Researchers improve ability to predict wildfire smoke impacts
A team of U.S. National Science Foundation-supported researchers discovered that incorporating a better representation of carbon-based chemicals found in smoke into advanced models enables more accurate predictions of air pollutants to help improve air quality.
The new study identified a set of volatile organic compounds (VOCs) in chemical transport models that improve the prediction of hydroxyl radicals, ozone and reactive nitrates, all of which can affect air pollution.
The work advances the understanding that these models, traditionally used to study urban or remote environments, can now better predict wildfire-driven air pollution.
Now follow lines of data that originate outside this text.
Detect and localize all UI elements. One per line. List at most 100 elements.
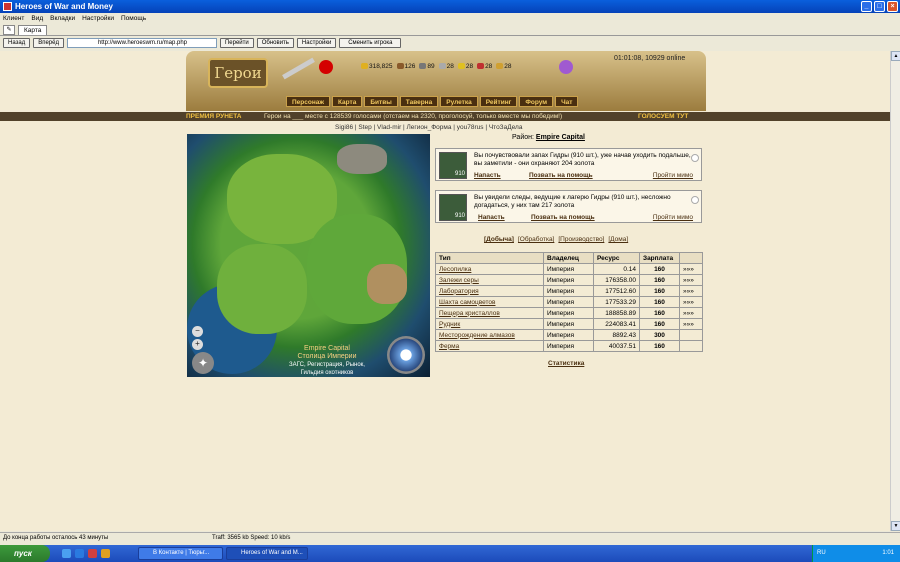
wood-resource: 126: [396, 63, 415, 70]
menu-tabs[interactable]: Вкладки: [50, 15, 75, 22]
game-header: Герои 318,825 126 89 28 28 28 28 01:01:0…: [186, 51, 706, 111]
compass-icon[interactable]: [387, 336, 425, 374]
tab-production[interactable]: [Производство]: [558, 236, 604, 243]
mercury-resource: 28: [438, 63, 454, 70]
event-radio[interactable]: [691, 196, 699, 204]
nav-battles[interactable]: Битвы: [364, 96, 398, 107]
facility-link[interactable]: Залежи серы: [435, 274, 544, 286]
facility-link[interactable]: Рудник: [435, 318, 544, 330]
desktop-icon[interactable]: [62, 549, 71, 558]
facility-link[interactable]: Лаборатория: [435, 285, 544, 297]
pass-by-link[interactable]: Пройти мимо: [653, 172, 693, 179]
menu-view[interactable]: Вид: [31, 15, 43, 22]
tab-map[interactable]: Карта: [18, 25, 48, 35]
task-vkontakte[interactable]: В Контакте | Тюрьг...: [138, 547, 223, 560]
pass-by-link[interactable]: Пройти мимо: [653, 214, 693, 221]
map-pan-icon[interactable]: ✦: [192, 352, 214, 374]
details-link[interactable]: »»»: [679, 285, 703, 297]
task-heroes[interactable]: Heroes of War and M...: [226, 547, 308, 560]
scroll-down-icon[interactable]: ▼: [891, 521, 900, 531]
nav-map[interactable]: Карта: [332, 96, 363, 107]
map-location-caption: Empire Capital Столица Империи ЗАГС, Рег…: [289, 345, 365, 376]
table-row: Залежи серы Империя 176358.00 160»»»: [435, 274, 703, 286]
tab-processing[interactable]: [Обработка]: [518, 236, 554, 243]
menu-client[interactable]: Клиент: [3, 15, 24, 22]
hydra-event: 910 Вы почувствовали запах Гидры (910 шт…: [435, 148, 702, 181]
details-link[interactable]: »»»: [679, 274, 703, 286]
close-button[interactable]: ×: [887, 1, 898, 12]
nav-tavern[interactable]: Таверна: [399, 96, 439, 107]
world-map[interactable]: − + ✦ Empire Capital Столица Империи ЗАГ…: [187, 134, 430, 377]
window-title: Heroes of War and Money: [15, 2, 113, 11]
ie-icon[interactable]: [75, 549, 84, 558]
tab-extraction[interactable]: [Добыча]: [484, 236, 514, 243]
details-link[interactable]: »»»: [679, 263, 703, 275]
details-link[interactable]: »»»: [679, 318, 703, 330]
call-help-link[interactable]: Позвать на помощь: [529, 172, 593, 179]
statistics-link[interactable]: Статистика: [548, 360, 584, 367]
start-button[interactable]: пуск: [0, 545, 50, 562]
new-tab-icon[interactable]: ✎: [3, 25, 15, 35]
media-icon[interactable]: [101, 549, 110, 558]
switch-player-button[interactable]: Сменить игрока: [339, 38, 402, 48]
settings-button[interactable]: Настройки: [296, 38, 337, 48]
opera-icon[interactable]: [88, 549, 97, 558]
attack-link[interactable]: Напасть: [478, 214, 505, 221]
traffic-status: Traff: 3565 kb Speed: 10 kb/s: [212, 535, 291, 541]
game-page: Герои 318,825 126 89 28 28 28 28 01:01:0…: [0, 51, 890, 531]
map-region[interactable]: [217, 244, 307, 334]
facility-link[interactable]: Ферма: [435, 340, 544, 352]
details-link[interactable]: »»»: [679, 296, 703, 308]
event-text: Вы увидели следы, ведущие к лагерю Гидры…: [474, 194, 671, 209]
sulfur-resource: 28: [457, 63, 473, 70]
forward-button[interactable]: Вперёд: [33, 38, 64, 48]
refresh-button[interactable]: Обновить: [256, 38, 294, 48]
table-row: Рудник Империя 224083.41 160»»»: [435, 318, 703, 330]
promo-text: Герои на ___ месте с 128539 голосами (от…: [264, 113, 563, 120]
zoom-in-icon[interactable]: +: [192, 339, 203, 350]
gold-resource: 318,825: [361, 63, 393, 70]
table-row: Месторождение алмазов Империя 8892.43 300: [435, 329, 703, 341]
tray-clock[interactable]: 1:01: [882, 545, 894, 562]
facility-link[interactable]: Месторождение алмазов: [435, 329, 544, 341]
district-label: Район: Empire Capital: [512, 134, 585, 141]
menu-help[interactable]: Помощь: [121, 15, 146, 22]
facility-link[interactable]: Шахта самоцветов: [435, 296, 544, 308]
facility-link[interactable]: Лесопилка: [435, 263, 544, 275]
nav-chat[interactable]: Чат: [555, 96, 579, 107]
maximize-button[interactable]: □: [874, 1, 885, 12]
crystals-resource: 28: [477, 63, 492, 70]
nav-character[interactable]: Персонаж: [286, 96, 330, 107]
event-radio[interactable]: [691, 154, 699, 162]
promo-award-link[interactable]: ПРЕМИЯ РУНЕТА: [186, 112, 242, 121]
go-button[interactable]: Перейти: [219, 38, 254, 48]
district-link[interactable]: Empire Capital: [536, 134, 585, 141]
gems-resource: 28: [496, 63, 512, 70]
ore-resource: 89: [419, 63, 435, 70]
minimize-button[interactable]: _: [861, 1, 872, 12]
vote-link[interactable]: ГОЛОСУЕМ ТУТ: [638, 112, 688, 121]
zoom-out-icon[interactable]: −: [192, 326, 203, 337]
tab-houses[interactable]: [Дома]: [608, 236, 628, 243]
nav-roulette[interactable]: Рулетка: [440, 96, 478, 107]
attack-link[interactable]: Напасть: [474, 172, 501, 179]
online-users[interactable]: Sigi86 | Step | Vlad-mir | Легион_Форма …: [335, 124, 522, 131]
url-input[interactable]: http://www.heroeswm.ru/map.php: [66, 38, 217, 48]
vertical-scrollbar[interactable]: ▲ ▼: [890, 51, 900, 531]
object-subtabs: [Добыча] [Обработка] [Производство] [Дом…: [484, 236, 628, 243]
table-row: Пещера кристаллов Империя 188858.89 160»»»: [435, 307, 703, 319]
back-button[interactable]: Назад: [3, 38, 31, 48]
table-row: Шахта самоцветов Империя 177533.29 160»»»: [435, 296, 703, 308]
nav-forum[interactable]: Форум: [519, 96, 554, 107]
facilities-table: Тип Владелец Ресурс Зарплата Лесопилка Им…: [435, 252, 703, 352]
scroll-up-icon[interactable]: ▲: [891, 51, 900, 61]
table-row: Лесопилка Империя 0.14 160»»»: [435, 263, 703, 275]
details-link[interactable]: »»»: [679, 307, 703, 319]
menu-settings[interactable]: Настройки: [82, 15, 114, 22]
nav-rating[interactable]: Рейтинг: [479, 96, 518, 107]
game-logo[interactable]: Герои: [208, 58, 268, 88]
call-help-link[interactable]: Позвать на помощь: [531, 214, 595, 221]
health-icon: [319, 60, 333, 74]
facility-link[interactable]: Пещера кристаллов: [435, 307, 544, 319]
language-indicator[interactable]: RU: [817, 550, 826, 556]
Wildfires have consumed more land over the past 30 years, releasing increasing amounts of smoke into the atmosphere. In 2022, almost 69,000 wildfires burned 7.6 million acres across the U.S. The influx of smoke carries respiratory and other health risks to humans and impacts natural environments.
Flying into the fire
The team studied information collected during an NSF-supported field campaign called the Western Wildfire Experiment for Cloud Chemistry, Aerosol Absorption and Nitrogen (WE-CAN). During the campaign, researchers flew over more than 20 wildfires during the summer of 2018.
In addition to WE-CAN, the team also studied data collected by the Fire Influence on Regional to Global Environments and Air Quality, also known as FIREX-AQ, field campaign, jointly supported by the National Oceanic and Atmospheric Administration and NASA. The wildfires burned western U.S. forests that included ponderosa pine, Douglas fir, lodgepole pine and other species.
Discovering how fire evolves
Researchers analyzed data collected within the first five hours of plume formation. Ozone is produced rapidly in the first few hours of smoke growth, affecting reactive nitrogen levels and further influencing how ozone forms downwind.
The team designed an analysis to identify how ozone and VOCs, among other chemicals, form and evolve in wildfire smoke plumes. It then tested what's currently known in air quality models, finding that the chemical age better explains what's happening than the physical age.
Chemical ages largely depend on chemical reactions driven primarily by hydroxyl radicals (OH), while physical ages progress over time. Freshly emitted smoke can sustain unusually high OH levels, which accelerate VOC oxidation and effectively "age" the plume faster than expected based on physical age. As a result, two plumes of the same physical age can be at very different stages of chemical transformation.
With a clearer understanding of how wildfire smoke chemically evolves as it interacts with the atmosphere, the team is now working to scale these findings from individual plumes to regional or global levels.